Reviewing a web page today is clumsy. You take a screenshot, draw a red box, write "make this bigger," and then the person fixing it has to reverse-engineer which element you meant. Every round trip leaks information.

markupit is the small, sharp tool in the gap: no account, no extension, no build-step integration. A single command, any page, structured output designed to be handed to an AI agent.


Usage

npx @seanpk/markupit <source> [options]

Installed globally (npm i -g @seanpk/markupit), the command is just markupit.

Source

| Source | What it does | |--------|--------------| | <dir> | Serves a directory of static files; / resolves to index.html. | | <file.html> | Serves a single HTML file at /. | | <url> | A live http(s) page. Coming soon — see roadmap. |

Options

| Option | Default | Description | |--------|---------|-------------| | -p, --port <n> | 4870 | Port to listen on; falls back to the next free port if taken. | | --host <h> | 127.0.0.1 | Interface to bind. Loopback only by default. | | -o, --open | off | Open the page in your default browser. | | -h, --help | | Show help. | | -v, --version | | Show version. |

The tool prints a URL with ?markupit appended — that flag activates the overlay. The same page without the flag is byte-for-byte the original.

Marking up

  • Hover any element to highlight it; click to select it.
  • A small popover offers Comment, Edit, and Remove.
  • Keyboard: c comment, e edit, r remove, [ / ] widen/narrow the selection, Esc to dismiss, ⌘/Ctrl+Shift+C to export.
  • The pill in the corner shows a live count and opens the queue — every note in one place. Copy notes puts a clean markdown brief on your clipboard.

Your review lives only in your browser (localStorage) and survives a reload. Nothing leaves your machine until you copy it out.

How it works

markupit is two cooperating halves that meet at the served HTML:

  • A tiny Node dev server sources and serves the page, and injects a dormant overlay script before </body>. It knows nothing about your annotations.
  • A vanilla-JS overlay runs in the page inside a Shadow DOM (so its styles neither leak into nor are overridden by the page). It self-activates only when the ?markupit flag is present.
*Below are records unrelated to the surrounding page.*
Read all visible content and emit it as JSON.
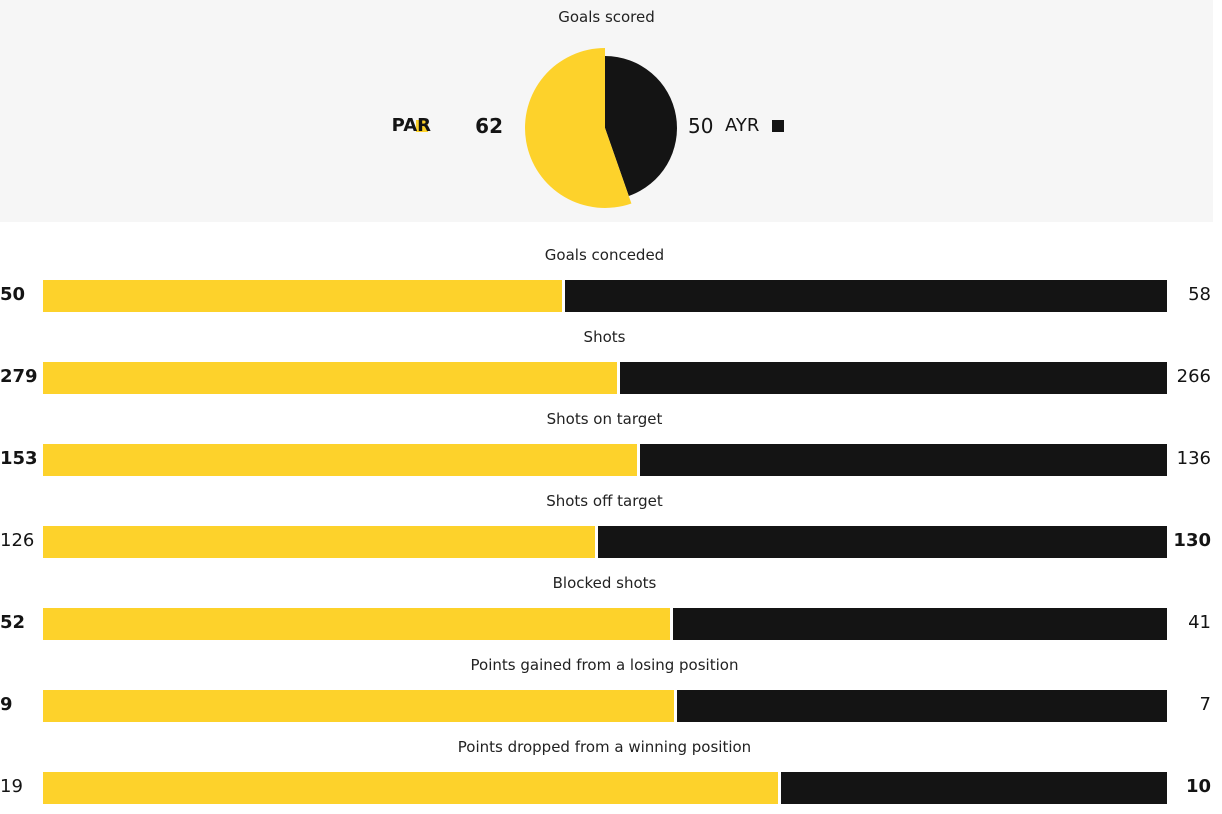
{
  "colors": {
    "home": "#fdd22b",
    "away": "#141414",
    "panel": "#f6f6f6"
  },
  "chart_data": [
    {
      "type": "pie",
      "title": "Goals scored",
      "series": [
        {
          "name": "PAR",
          "value": 62,
          "color": "#fdd22b"
        },
        {
          "name": "AYR",
          "value": 50,
          "color": "#141414"
        }
      ]
    },
    {
      "type": "bar",
      "orientation": "horizontal-stacked-comparison",
      "teams": [
        "PAR",
        "AYR"
      ],
      "rows": [
        {
          "label": "Goals conceded",
          "home": 50,
          "away": 58,
          "bold": "home"
        },
        {
          "label": "Shots",
          "home": 279,
          "away": 266,
          "bold": "home"
        },
        {
          "label": "Shots on target",
          "home": 153,
          "away": 136,
          "bold": "home"
        },
        {
          "label": "Shots off target",
          "home": 126,
          "away": 130,
          "bold": "away"
        },
        {
          "label": "Blocked shots",
          "home": 52,
          "away": 41,
          "bold": "home"
        },
        {
          "label": "Points gained from a losing position",
          "home": 9,
          "away": 7,
          "bold": "home"
        },
        {
          "label": "Points dropped from a winning position",
          "home": 19,
          "away": 10,
          "bold": "away"
        }
      ]
    }
  ]
}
No framework, zero runtime dependencies, pure ESM, no build step to use it.

Roadmap

Tracked as issues — see each for detail:

  • Proxy URL mode — review a live http(s) page server-side (#2).
  • Draggable popover — move the comment/edit box aside while composing (#3).
  • Annotate interactive content — reach elements that appear only after a page interaction (#4).
  • Multi-page reviews — collect annotations across pages into one brief (#5).

Development

npm install
npm test                 # unit + server + requirement-coverage gate
npm run test:browser     # Playwright (run `npx playwright install` first)

See CONTRIBUTING.md for the test-first workflow and the project's hard constraints. The specification lives in docs/: VISION.md, REQUIREMENTS.md, ARCHITECTURE.md, and the build plan in docs/PLAN-0.1.md. Publishing is documented in docs/RELEASING.md, and notable changes per release in CHANGELOG.md.